On the other hand, every workload, needs to have the following descriptions:
- name, which will be selected from the supported workload list, e.g. “marketing-campaign”.
- cluster, which consists the list of resources that will be used as workers to deploy the workload.
- orchestrator, this is optional. One can define the underlying orchestrator that will be used for the deployment, the default is docker swarm.
- duration: This parameter specifies the length of time that a particular workload will be deployed. It is important that this duration exceeds the duration of the experiment. Alternatively, you can simply enter “default” if preferred.
- specific workload parameters: you can find more information regarding the parameters here.

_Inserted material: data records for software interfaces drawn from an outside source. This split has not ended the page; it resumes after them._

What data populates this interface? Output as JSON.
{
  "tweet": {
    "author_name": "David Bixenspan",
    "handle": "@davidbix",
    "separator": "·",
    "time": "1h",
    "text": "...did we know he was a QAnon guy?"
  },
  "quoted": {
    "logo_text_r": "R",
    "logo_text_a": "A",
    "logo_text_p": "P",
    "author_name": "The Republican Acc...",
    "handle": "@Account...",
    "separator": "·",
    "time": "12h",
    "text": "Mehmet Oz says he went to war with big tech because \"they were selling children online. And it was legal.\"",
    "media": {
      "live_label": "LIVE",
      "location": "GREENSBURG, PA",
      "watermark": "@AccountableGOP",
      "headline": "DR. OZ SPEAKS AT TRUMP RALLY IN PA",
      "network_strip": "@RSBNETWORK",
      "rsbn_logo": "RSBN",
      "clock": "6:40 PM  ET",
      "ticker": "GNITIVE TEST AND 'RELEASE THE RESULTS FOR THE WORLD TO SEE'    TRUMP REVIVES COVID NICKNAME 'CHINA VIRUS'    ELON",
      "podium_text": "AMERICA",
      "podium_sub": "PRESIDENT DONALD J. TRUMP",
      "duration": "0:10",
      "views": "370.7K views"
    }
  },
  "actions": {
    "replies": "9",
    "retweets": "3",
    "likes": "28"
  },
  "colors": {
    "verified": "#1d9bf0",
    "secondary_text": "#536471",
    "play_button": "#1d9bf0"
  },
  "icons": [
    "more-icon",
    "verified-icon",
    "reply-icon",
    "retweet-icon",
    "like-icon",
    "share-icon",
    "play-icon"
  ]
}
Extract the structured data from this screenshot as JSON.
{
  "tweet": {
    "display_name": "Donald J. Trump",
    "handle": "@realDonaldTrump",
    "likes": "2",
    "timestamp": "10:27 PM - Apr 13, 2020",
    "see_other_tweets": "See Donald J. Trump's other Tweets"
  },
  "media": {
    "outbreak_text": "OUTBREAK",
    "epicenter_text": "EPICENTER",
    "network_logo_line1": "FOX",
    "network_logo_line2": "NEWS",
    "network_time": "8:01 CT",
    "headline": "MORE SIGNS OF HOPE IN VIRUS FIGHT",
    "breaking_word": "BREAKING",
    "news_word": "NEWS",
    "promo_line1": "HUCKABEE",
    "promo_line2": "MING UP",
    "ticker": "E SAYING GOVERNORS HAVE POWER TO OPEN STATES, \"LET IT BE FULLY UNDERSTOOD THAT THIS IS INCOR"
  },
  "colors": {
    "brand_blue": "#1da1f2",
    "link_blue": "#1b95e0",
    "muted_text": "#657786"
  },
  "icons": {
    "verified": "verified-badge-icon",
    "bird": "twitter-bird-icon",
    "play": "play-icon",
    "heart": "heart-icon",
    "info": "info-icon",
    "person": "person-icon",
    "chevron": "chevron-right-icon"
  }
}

An example of the /BenchPilotSDK/conf/demo.yaml can be found below:
idle_between_experiments: "2m"
experiments:
- experiment:
record_name: "mlStorm_old_server" # name must be < 63 characters
repetition: 1
duration: "default"
workloads:
- name: "mlperf"
cluster: ["old_server"] # workers' hostnames
orchestrator: "swarm"
duration: "8m"
parameters:
dataset_folder: "imagenet2012"
model_file: "resnet50_v1.onnx"
profile: "resnet50-onnxruntime"
data_volume_path: "/mlperf/data"
model_volume_path: "/mlperf/model"
output_volume_path: "/mlperf/output"
worker_threads: 12
- name: "marketing-campaign"
cluster: ["old_server"] # workers' hostnames
duration: "8m"
parameters:
num_of_campaigns: 100000
capacity_per_window: 10000
kafka_event_count: 100000000
time_divisor: 10000
workload_tuples_per_second_emission: 1000000
engine:
name: "storm"
parameters:
ackers: 2
executors_per_node: [ 4 ]
ui_port: "8080"
- experiment:
record_name: "mdb_scpu_rpi"
repetition: 1
duration: "default"
workloads:
- name: "database"
duration: "20m"
cluster: [ "raspberrypi" ] # workers' hostnames
parameters:
db: "mongodb"
threads: 12
- name: "simple"
cluster: [ "raspberrypi" ] # workers' hostnames
parameters:
service: "stress"
options:
- "--cpu": "4"
..
** BenchPilot will run the experiments with the order you described them.